Remove __packed from nvme_command, nvme_completion and
nvme_dsm_trim. Add super-alignment to nvme_completion since it's always
at least that aligned in hardware (and in our existing uses of it
embedded in structures). It generates better code in
nvme_qpair_process_completions on riscv, and the same on all other
platforms.
Details
This came from discussions with Jessica about issues on riscv, with a proposed fix in D31002 (Jessica also has one that has more background, which I've linked from that mine)
Diff Detail
- Repository
- rS FreeBSD src repository - subversion
- Lint
Lint Passed - Unit
No Test Coverage - Build Status
Buildable 40235 Build 37124: arc lint + arc unit
Event Timeline
I agree that __packed changes nothing there and is not needed. But what is the point of adding explicit alignment? I've quickly looked through the use of the structures and found nothing that this would change.

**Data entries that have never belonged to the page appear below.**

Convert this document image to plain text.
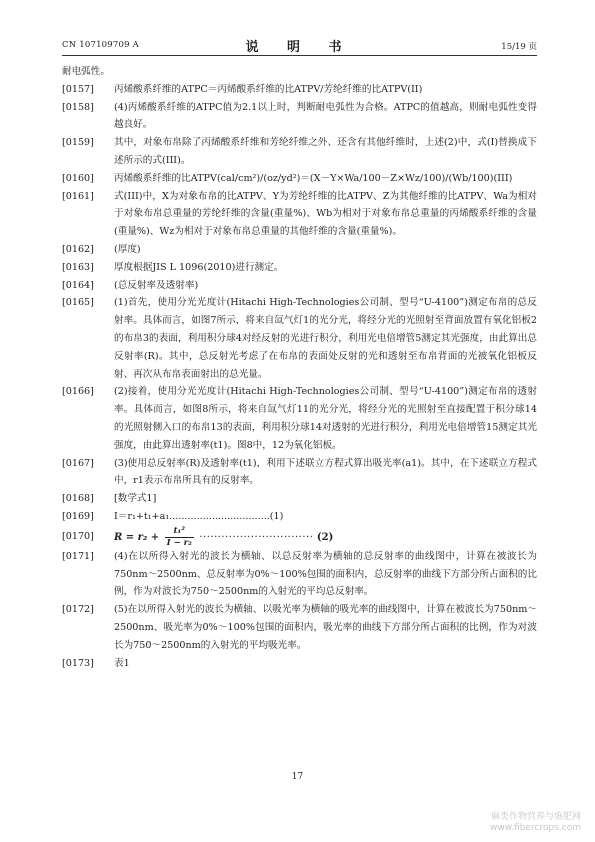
CN 107109709 A	说 明 书	15/19 页
耐电弧性。
[0157] 丙烯酸系纤维的ATPC＝丙烯酸系纤维的比ATPV/芳纶纤维的比ATPV(II)
[0158] (4)丙烯酸系纤维的ATPC值为2.1以上时，判断耐电弧性为合格。ATPC的值越高，则耐电弧性变得越良好。
[0159] 其中，对象布帛除了丙烯酸系纤维和芳纶纤维之外、还含有其他纤维时，上述(2)中，式(I)替换成下述所示的式(III)。
[0160] 丙烯酸系纤维的比ATPV(cal/cm²)/(oz/yd²)＝(X－Y×Wa/100－Z×Wz/100)/(Wb/100)(III)
[0161] 式(III)中，X为对象布帛的比ATPV、Y为芳纶纤维的比ATPV、Z为其他纤维的比ATPV、Wa为相对于对象布帛总重量的芳纶纤维的含量(重量%)、Wb为相对于对象布帛总重量的丙烯酸系纤维的含量(重量%)、Wz为相对于对象布帛总重量的其他纤维的含量(重量%)。
[0162] (厚度)
[0163] 厚度根据JIS L 1096(2010)进行测定。
[0164] (总反射率及透射率)
[0165] (1)首先，使用分光光度计(Hitachi High-Technologies公司制、型号“U-4100”)测定布帛的总反射率。具体而言，如图7所示，将来自氙气灯1的光分光，将经分光的光照射至背面放置有氧化铝板2的布帛3的表面，利用积分球4对经反射的光进行积分，利用光电倍增管5测定其光强度，由此算出总反射率(R)。其中，总反射光考虑了在布帛的表面处反射的光和透射至布帛背面的光被氧化铝板反射、再次从布帛表面射出的总光量。
[0166] (2)接着，使用分光光度计(Hitachi High-Technologies公司制、型号“U-4100”)测定布帛的透射率。具体而言，如图8所示，将来自氙气灯11的光分光，将经分光的光照射至直接配置于积分球14的光照射侧入口的布帛13的表面，利用积分球14对透射的光进行积分，利用光电倍增管15测定其光强度，由此算出透射率(t1)。图8中，12为氧化铝板。
[0167] (3)使用总反射率(R)及透射率(t1)，利用下述联立方程式算出吸光率(a1)。其中，在下述联立方程式中，r1表示布帛所具有的反射率。
[0168] [数学式1]
[0169] I＝r₁+t₁+a₁.................................(1)
[0170] $R = r_2 + \frac{\text{t₁²}}{\text{I − r₂}}$ ······························· (2)
[0171] (4)在以所得入射光的波长为横轴、以总反射率为横轴的总反射率的曲线图中，计算在被波长为750nm～2500nm、总反射率为0%～100%包围的面积内，总反射率的曲线下方部分所占面积的比例，作为对波长为750～2500nm的入射光的平均总反射率。
[0172] (5)在以所得入射光的波长为横轴、以吸光率为横轴的吸光率的曲线图中，计算在被波长为750nm～2500nm、吸光率为0%～100%包围的面积内，吸光率的曲线下方部分所占面积的比例，作为对波长为750～2500nm的入射光的平均吸光率。
[0173] 表1
17
麻类作物营养与施肥网
www.fibercrops.com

I was thinking for the nvme_completion we could read the completion record more efficiently, though maybe aligned(8) is sufficient for it to always use a movq. Lemme check code generation, if there's no advantage, I'll remove it.
For nvme_dsm_range, I have no good argument for that, so I'll remove it.
Just to document, there was a similar set of proposed changes for bhyve in D29126
I had a concern about the change, but @jhb explained __packed was more accurately "alignment of 1" and not really what the code wanted. He also mentioned that the sizeof asserts should catch any compiler shenanigans.
I agree with @mav that the __aligned(16) probably doesn't do anything especially since CQ base addresses must MPS aligned.
I've looked at the generated code for an artificial example.
#include <sys/cdefs.h> #include <stdint.h> struct gerbil { uint32_t w1; uint32_t w2; uint32_t w3; uint32_t w4; }; struct hamster { uint32_t w1; uint32_t w2; uint32_t w3; uint32_t w4; } __aligned(8); extern void doit(void *); void copy_g(struct gerbil *g) { struct gerbil gg = *g; if (gg.w4) doit(&gg); } void copy_h(struct hamster *h) { struct hamster hh = *h; if (hh.w4) doit(&hh); }
For i386, aarch64, amd64, powerpc, and powerpc64 the code for copy_h and copy_g are identical. They don't care about the actual alignment, at least with the latest clang in the tree. I didn't try mips* or 32-bit arm because we don't support nvme there at all.
For riscv64, copy_h has significantly better code because it assumes super alignment (8), while copy_g does not. Changing it to alignment(4) causes the code generated to be the same, I presume because of the riscv64 ABI dictating this alignment.
I selected the above code because it's the bit of code racing in another commit, abstracted down to something easy to examine.
What about nvme_registers? I don't think we actually use it for anything where it'd matter (the regs field is only ever assigned to, the actual reads/writes use offsetot and bus_space) but for completeness we probably should change that too.
jrtc27 pointed out we don't need nvme_registers __packed either.
It matters a lot less, but there's no readson to do it.